Farmguy had just arrived home and shouted into the house, “There’s a sheep down in the field kicking its legs. I think it’s Rosie.” I jumped up and ran to the vestibule, grabbing my farm shoes on the way out the door. Hurrying toward the barn, I could see a mound of wool on the ground, Farmguy still in his dress work clothes, kneeling beside it.
As I closed in on the scene, I could see that it was Rosebud. She was agitated. We sat comforting her the best we could. Farmguy observed that Rosebud calmed down when he applied gentle pressure to her back as he petted her. After sitting together for a while calming her and grieving, I suggested that Farmguy go to the house and change clothes while I stayed in the pasture.
Leaving the house in such a rush, it slipped my mind to grab a jacket. As I sat hunched over Rosebud, carefully rubbing her face, I shivered from the cool evening air as well as emotion. My face was wet, and I desperately needed a tissue–but my sleeve would have to suffice. Even after having a farm for well over a decade and going through this with our other animals, it never gets easier.
I always feel the loss acutely. For me, our animals aren’t just livestock or pets, but a part of our daily experience–each a stitch in the fabric of our farm life. One of our original flock members, Rosebud has graced Green Hill Farm–enriching our lives and contributing to the joy and peacefulness of our home and to our wellbeing for nearly four thousand days. This sentient being has brought immeasurable joy and beauty to our lives, and I love her. I grieved the thought of her passing, and my mind dwelled on this as I sat alone–waiting.
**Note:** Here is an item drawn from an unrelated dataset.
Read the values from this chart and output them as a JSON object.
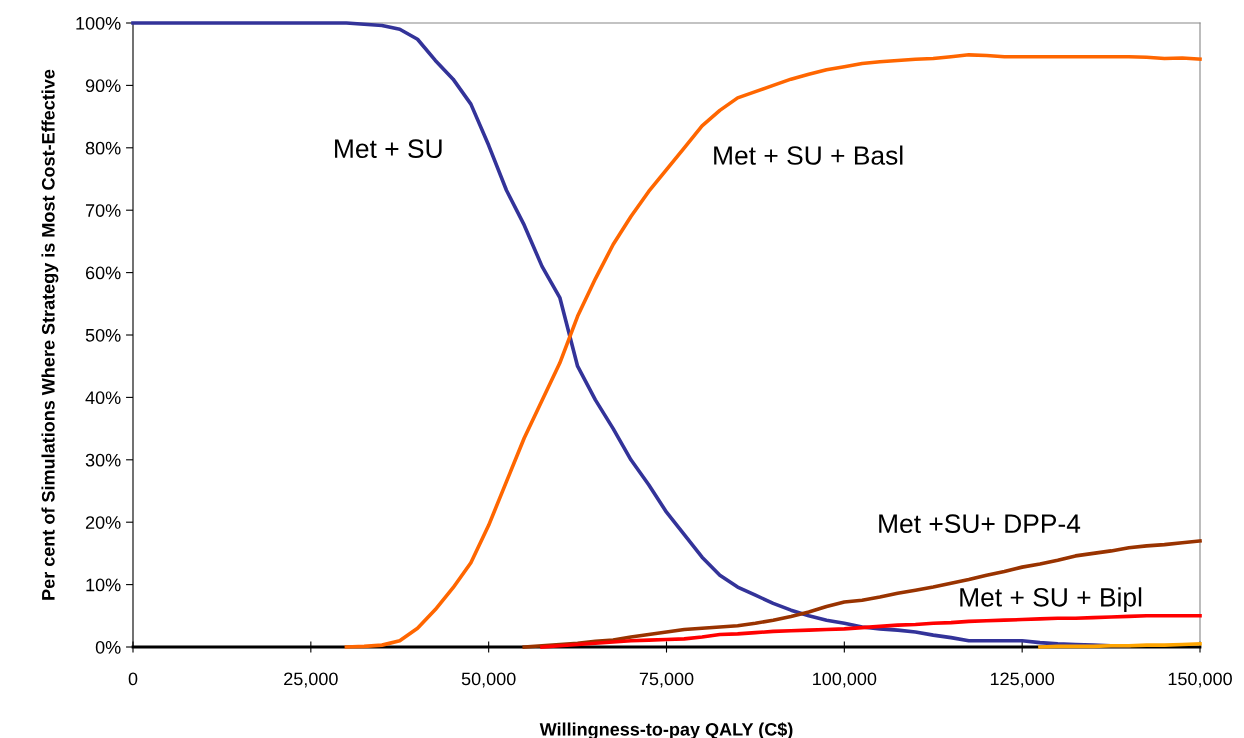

Farmguy was back with a flashlight. The sheep were scattered around the field…watching. Rosebud started breathing heavier and kicking as Farmguy sat down. The aroma of lanolin wafted into the night air as we lovingly stroked her wool and spoke soothingly, “You’re okay, sweet girl. We love you.” She became quiet again.
It was dusk. The pasture was silent except for the faint sounds of sheep grazing and a few crickets in the nearby woods. The beautiful day had turned into a lovely evening; I looked up, noticing the flickering of stars beginning to appear in the night sky. I’d never been in the pasture so late, and a sense of peacefulness enveloped me as I swallowed back the sadness that had risen up just moments earlier.
Ironically, I felt grateful. Grateful for being in the presence of this wonderful creature’s last moments on earth. I thanked God that her last day had been such a pretty one, especially in light of the rainy weather we’ve experienced this fall. Also, I was glad I was home. If this had happened Tuesday evening, I would’ve been away, teaching a wine class until late; or, a few days later, and I would’ve been out of town. And, Rosebud would’ve died alone. I was happy that she was surrounded by love and wouldn’t have to suffer. I thought of her long, healthy life in a safe and bucolic setting, always well-cared for her entire eleven plus years, and I felt joy in that moment.
It had been over an hour since we found Rosebud. Bright lights finally appeared in the driveway. The vet had arrived. As Farmguy walked to the gate to meet her, I prayed to God for Rosebud’s peace and comfort and thanked Rosebud for making our lives better with her sweetness and beauty.
Here’s the thing:
Rosebud’s passing was sad, even heartbreaking. But, it was happening. Although I was powerless to stop it, I still had power over my perspective. Sitting on the cold ground with the cool, damp night enclosing around me. I turned toward the light of gratitude, choosing not to suffer. And, that was Rosebud’s lesson. In focusing on God’s mercy, love, and abundance, we are given the gift of peace.
A photo taken of Rosebud her first year on Green Hill Farm and later turned into a Christmas ornament.